Real-time aerosol characterization is important for monitoring continuous nanoparticle producing processes as primary and agglomerate particle size determine product properties significantly. Sampling these aerosols, however, is all but trivial. Particle concentrations can be as high as 10^18 per kg of gas, requiring an enormous dilution to quench particle growth processes. The sampling probe has to withstand temperatures up to ~1500 K and possibly corrosive environments. Therefore, mostly ex-situ methods have been used to determine particle size and morphology in such conditions.

Here, an in-situ method for nearly real-time determination of average agglomerate mass, volume, mobility and structure along with the constituent primary particle size is employed. It is performance-tested in a flame spray aerosol reactor for production of zirconia nanoparticles (Gröhn et al., 2012).
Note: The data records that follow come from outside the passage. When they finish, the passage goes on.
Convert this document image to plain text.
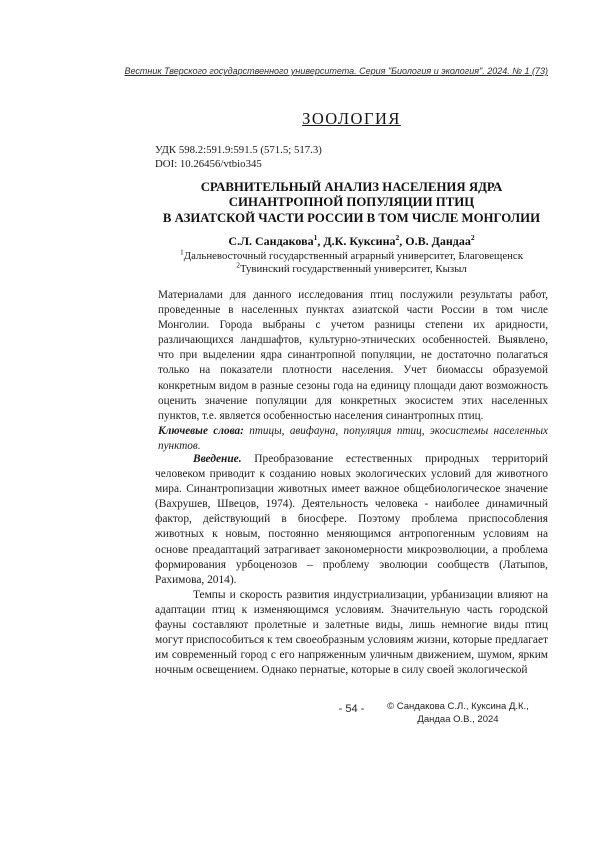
Вестник Тверского государственного университета. Серия "Биология и экология". 2024. № 1 (73)
ЗООЛОГИЯ
УДК 598.2:591.9:591.5 (571.5; 517.3)
DOI: 10.26456/vtbio345
СРАВНИТЕЛЬНЫЙ АНАЛИЗ НАСЕЛЕНИЯ ЯДРА
СИНАНТРОПНОЙ ПОПУЛЯЦИИ ПТИЦ
В АЗИАТСКОЙ ЧАСТИ РОССИИ В ТОМ ЧИСЛЕ МОНГОЛИИ
С.Л. Сандакова$^1$, Д.К. Куксина$^2$, О.В. Дандаа$^2$
$^1$Дальневосточный государственный аграрный университет, Благовещенск
$^2$Тувинский государственный университет, Кызыл

Материалами для данного исследования птиц послужили результаты работ, проведенные в населенных пунктах азиатской части России в том числе Монголии. Города выбраны с учетом разницы степени их аридности, различающихся ландшафтов, культурно-этнических особенностей. Выявлено, что при выделении ядра синантропной популяции, не достаточно полагаться только на показатели плотности населения. Учет биомассы образуемой конкретным видом в разные сезоны года на единицу площади дают возможность оценить значение популяции для конкретных экосистем этих населенных пунктов, т.е. является особенностью населения синантропных птиц.

Ключевые слова: птицы, авифауна, популяция птиц, экосистемы населенных пунктов.

Введение. Преобразование естественных природных территорий человеком приводит к созданию новых экологических условий для животного мира. Синантропизации животных имеет важное общебиологическое значение (Вахрушев, Швецов, 1974). Деятельность человека - наиболее динамичный фактор, действующий в биосфере. Поэтому проблема приспособления животных к новым, постоянно меняющимся антропогенным условиям на основе преадаптаций затрагивает закономерности микроэволюции, а проблема формирования урбоценозов – проблему эволюции сообществ (Латыпов, Рахимова, 2014).

Темпы и скорость развития индустриализации, урбанизации влияют на адаптации птиц к изменяющимся условиям. Значительную часть городской фауны составляют пролетные и залетные виды, лишь немногие виды птиц могут приспособиться к тем своеобразным условиям жизни, которые предлагает им современный город с его напряженным уличным движением, шумом, ярким ночным освещением. Однако пернатые, которые в силу своей экологической

- 54 -	© Сандакова С.Л., Куксина Д.К.,
Дандаа О.В., 2024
A sampling probe for continuous extraction and immediate dilution of the hot and highly concentrated aerosol was designed and constructed. Online characterization of the diluted aerosol is achieved by combining a differential mobility analyzer (DMA) with an aerosol particle mass analyzer (APM) and applying a power-law correlation to derive average primary particle size as proposed by Eggersdorfer et al. (2012).

Primary particle growth was shown to be completed shortly above the burner as a constant primary particle diameter was observed for all radial and downstream axial positions. The average agglomerate size increased with axial distance from the burner. However, larger agglomerates were observed at the fringes of the aerosol plume attributed to prolonged residence time due to lower gas velocity there. Results were compared against off-line particle size characterization by nitrogen adsorption and thermophoretic sampling/transmission electron microscopy. The method could also be applied successfully in continuous pilot-scale manufacture of zirconia nanoparticles, providing instantaneous quality control.


Eggersdorfer, M.L., Gröhn, A.J., Sorensen, C.M., McMurry, P.H. and Pratsinis, S.E. (2012), J. Colloid. Interface Sci. 387, 12 - 23.

Gröhn, A.J., Pratsinis, S.E., and Wegner, K. (2012), Chem. Eng. J. 191, 491 - 502.